COLOMBIADuban Vélez, colombiano.

“Soy dirigente sindical. Esta es mi quinta brigada. Me fascina Cuba, quiero mucho su proceso revolucionario y vengo cada año en solidaridad con los cubanos. Tenemos mucha gratitud con el pueblo por las conversaciones entre la insurgencia de las FARC-EP y el Gobierno colombiano. La paz tiene que ser un proceso de todo mi pueblo y le estamos apostando a eso, porque queremos que nuestros hijos y nietos tengan la posibilidad de vivir en una Colombia con mejores posibilidades. En mi país es muy difícil ser dirigente sindical. He sufrido varios atentados contra mi vida”.

guadalupeLisa Occhiali, de Guadalupe.

“Es la cuarta vez que formo parte de las brigadas, las cuales no existen en mi isla. Este contacto para nosotros es importante, constituye una revelación. El encuentro con los otros brigadistas es un momento de amistad muy fuerte. Por ejemplo, yo tengo amigos por todas partes en América Latina y en el Caribe. Pienso que si no salgo de Guadalupe no los tendría. A los cubanos les digo que estoy muy contenta por conocerlos, porque son personas muy fuertes. Es un pueblo que no tiene miedo de actuar y que gracias a la Revolución encontró la oportunidad de reafirmar su identidad”.

ECUADORCristhian Mora, ecuatoriano.

“Soy del Movimiento Alianza País, donde milito y trabajo permanentemente en el área de los gobiernos autónomos descentralizados. Para nosotros es sumamente importante estar presentes en estos espacios, que consideramos de solidaridad y reflexión, en lo que implica la nueva izquierda progresista en América Latina y las luchas sociales y políticas que se han venido dando en todos los territorios, y el valor del hermano pueblo de Cuba como un referente de esas luchas, de reivindicación de los derechos de los ciudadanos.

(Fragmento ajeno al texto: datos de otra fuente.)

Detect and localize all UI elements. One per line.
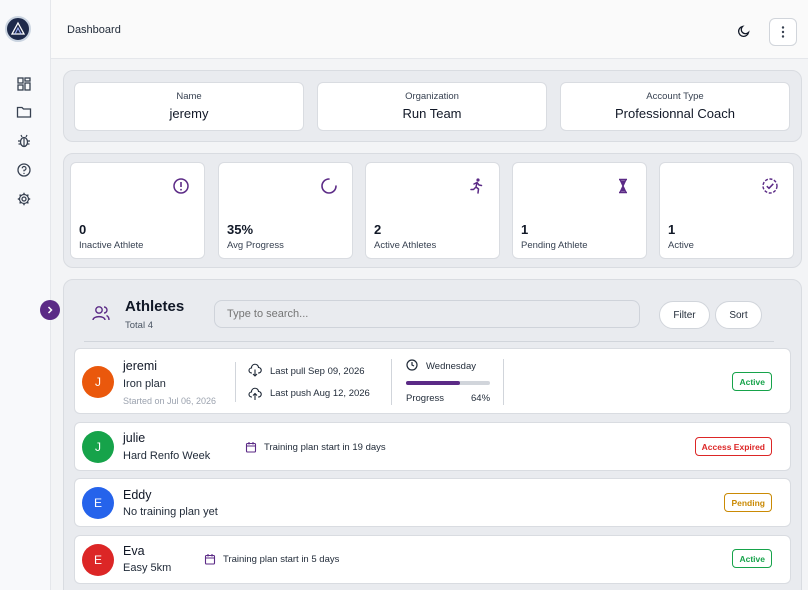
divider xyxy=(391,359,392,405)
dashboard-icon[interactable] xyxy=(16,76,32,92)
athlete-name: Eva xyxy=(123,544,145,558)
athlete-plan: Easy 5km xyxy=(123,562,172,574)
athlete-plan: Hard Renfo Week xyxy=(123,450,211,462)
training-day: Wednesday xyxy=(426,361,476,372)
clock-icon xyxy=(406,359,418,371)
divider xyxy=(503,359,504,405)
organization-card: Organization Run Team xyxy=(317,82,547,131)
progress-bar-fill xyxy=(406,381,460,385)
bug-icon[interactable] xyxy=(16,133,32,149)
avatar: E xyxy=(82,544,114,576)
athletes-title: Athletes xyxy=(125,298,185,315)
training-note: Training plan start in 19 days xyxy=(264,442,386,453)
athlete-row-eva[interactable]: E Eva Easy 5km Training plan start in 5 … xyxy=(74,535,791,584)
account-type-card: Account Type Professionnal Coach xyxy=(560,82,790,131)
status-badge: Active xyxy=(732,372,772,391)
help-icon[interactable] xyxy=(16,162,32,178)
athlete-row-eddy[interactable]: E Eddy No training plan yet Pending xyxy=(74,478,791,527)
search-input[interactable] xyxy=(214,300,640,328)
stat-value: 2 xyxy=(374,222,382,237)
stat-active-athletes: 2 Active Athletes xyxy=(365,162,500,259)
users-icon xyxy=(91,304,111,322)
stat-active: 1 Active xyxy=(659,162,794,259)
athlete-name: jeremi xyxy=(123,359,158,373)
sidebar xyxy=(0,0,51,590)
status-badge: Pending xyxy=(724,493,772,512)
stat-value: 1 xyxy=(668,222,676,237)
athlete-row-jeremi[interactable]: J jeremi Iron plan Started on Jul 06, 20… xyxy=(74,348,791,414)
athlete-name: julie xyxy=(123,431,146,445)
calendar-icon xyxy=(245,441,257,453)
last-push: Last push Aug 12, 2026 xyxy=(270,388,370,399)
status-badge: Access Expired xyxy=(694,437,772,456)
athletes-total: Total 4 xyxy=(125,320,153,331)
stat-value: 0 xyxy=(79,222,87,237)
cloud-upload-icon xyxy=(248,387,262,401)
app-logo[interactable] xyxy=(5,16,31,42)
check-circle-icon xyxy=(761,177,779,195)
athlete-started: Started on Jul 06, 2026 xyxy=(123,396,217,406)
progress-bar xyxy=(406,381,490,385)
chevron-right-icon xyxy=(47,306,53,314)
athlete-row-julie[interactable]: J julie Hard Renfo Week Training plan st… xyxy=(74,422,791,471)
status-badge: Active xyxy=(732,549,772,568)
avatar: J xyxy=(82,366,114,398)
stats-panel: 0 Inactive Athlete 35% Avg Progress 2 Ac… xyxy=(63,153,802,268)
topbar: Dashboard xyxy=(51,0,808,59)
account-type-label: Account Type xyxy=(646,91,704,102)
moon-icon[interactable] xyxy=(737,24,751,38)
athlete-plan: No training plan yet xyxy=(123,506,218,518)
account-panel: Name jeremy Organization Run Team Accoun… xyxy=(63,70,802,142)
organization-value: Run Team xyxy=(402,106,462,121)
cloud-download-icon xyxy=(248,363,262,377)
avatar: E xyxy=(82,487,114,519)
stat-label: Active Athletes xyxy=(374,240,437,251)
filter-button[interactable]: Filter xyxy=(659,301,710,329)
avatar: J xyxy=(82,431,114,463)
divider xyxy=(235,362,236,402)
training-note: Training plan start in 5 days xyxy=(223,554,340,565)
stat-value: 35% xyxy=(227,222,254,237)
stat-pending-athlete: 1 Pending Athlete xyxy=(512,162,647,259)
stat-label: Inactive Athlete xyxy=(79,240,144,251)
name-card: Name jeremy xyxy=(74,82,304,131)
last-pull: Last pull Sep 09, 2026 xyxy=(270,366,365,377)
stat-label: Pending Athlete xyxy=(521,240,588,251)
more-menu-button[interactable] xyxy=(769,18,797,46)
organization-label: Organization xyxy=(405,91,459,102)
gear-icon[interactable] xyxy=(16,191,32,207)
divider xyxy=(84,341,774,342)
breadcrumb: Dashboard xyxy=(67,24,121,36)
stat-value: 1 xyxy=(521,222,529,237)
account-type-value: Professionnal Coach xyxy=(615,106,735,121)
loader-icon xyxy=(320,177,338,195)
expand-sidebar-button[interactable] xyxy=(40,300,60,320)
more-vertical-icon xyxy=(781,26,785,38)
name-value: jeremy xyxy=(169,106,209,121)
sort-button[interactable]: Sort xyxy=(715,301,762,329)
calendar-icon xyxy=(204,553,216,565)
folder-icon[interactable] xyxy=(16,104,32,120)
athlete-name: Eddy xyxy=(123,488,152,502)
running-icon xyxy=(467,177,485,195)
progress-value: 64% xyxy=(471,393,491,404)
progress-label: Progress xyxy=(406,393,445,404)
name-label: Name xyxy=(176,91,202,102)
stat-label: Active xyxy=(668,240,694,251)
stat-avg-progress: 35% Avg Progress xyxy=(218,162,353,259)
alert-circle-icon xyxy=(172,177,190,195)
stat-label: Avg Progress xyxy=(227,240,284,251)
hourglass-icon xyxy=(614,177,632,195)
logo-icon xyxy=(10,21,26,35)
athlete-plan: Iron plan xyxy=(123,378,166,390)
stat-inactive-athlete: 0 Inactive Athlete xyxy=(70,162,205,259)
athletes-panel: Athletes Total 4 Filter Sort J jeremi Ir… xyxy=(63,279,802,590)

“Resulta también significativo poder compartir con diferentes organizaciones y sentar un precedente en cuanto a establecer un pensamiento y un propósito claro de definición política aquí en Latinoamérica. Es la primera vez que vengo a Cuba y resulta una experiencia maravillosa, el pueblo cubano es muy cálido, ferviente, y vemos que llevan la Revolución en sus corazones, en su sangre, y eso nos motiva a seguir adelante”.

MEXICOMaría Teresa López, de México.

“Vengo de México y en especial de la ciudad de Guadalajara en Jalisco. Llevo muchos años vinculada a la solidaridad con Cuba, desde que era estudiante. Junto a otros amigos fundamos una asociación de amistad con este país en la Universidad, en el año 1968. Este tipo de brigadas tiene muchísima importancia, porque desde aquellos años sabíamos que la Revolución Cubana significaba una victoria mediante la lucha armada para ir abriendo camino en lo que llamamos movimientos de liberación en América Latina. Consideramos que Fidel ha sido el hacedor principal, sin menospreciar a otros compañeros, de esta lucha, y hoy, a los 90 años, sigue con nosotros, acompañándonos en esta difícil tarea de lograr condiciones más dignas para nuestros pueblos. Con todo cariño le dedicamos esta brigada 23”.

Tania-torres-mexicoestadounidenseTanía Torres, mexicoamericana.

“Soy mexicoamericana y es la primera vez que vengo a Cuba. Nací en EE.UU., pero mis padres son mexicanos y yo también, a mucha honra. Desde chiquita escuchaba a mi papá hablar de Cuba y fue algo que me inculcaron. Él siempre tuvo interés por la historia y su importancia para poder comprender el momento actual. Después me motivé más, y siendo estudiante profundicé en el conocimiento de la historia latinoamericana. Solo por eso vale la pena haber venido. Vivir en Estados Unidos como mexicoamericana es mantener una lucha de identidad”.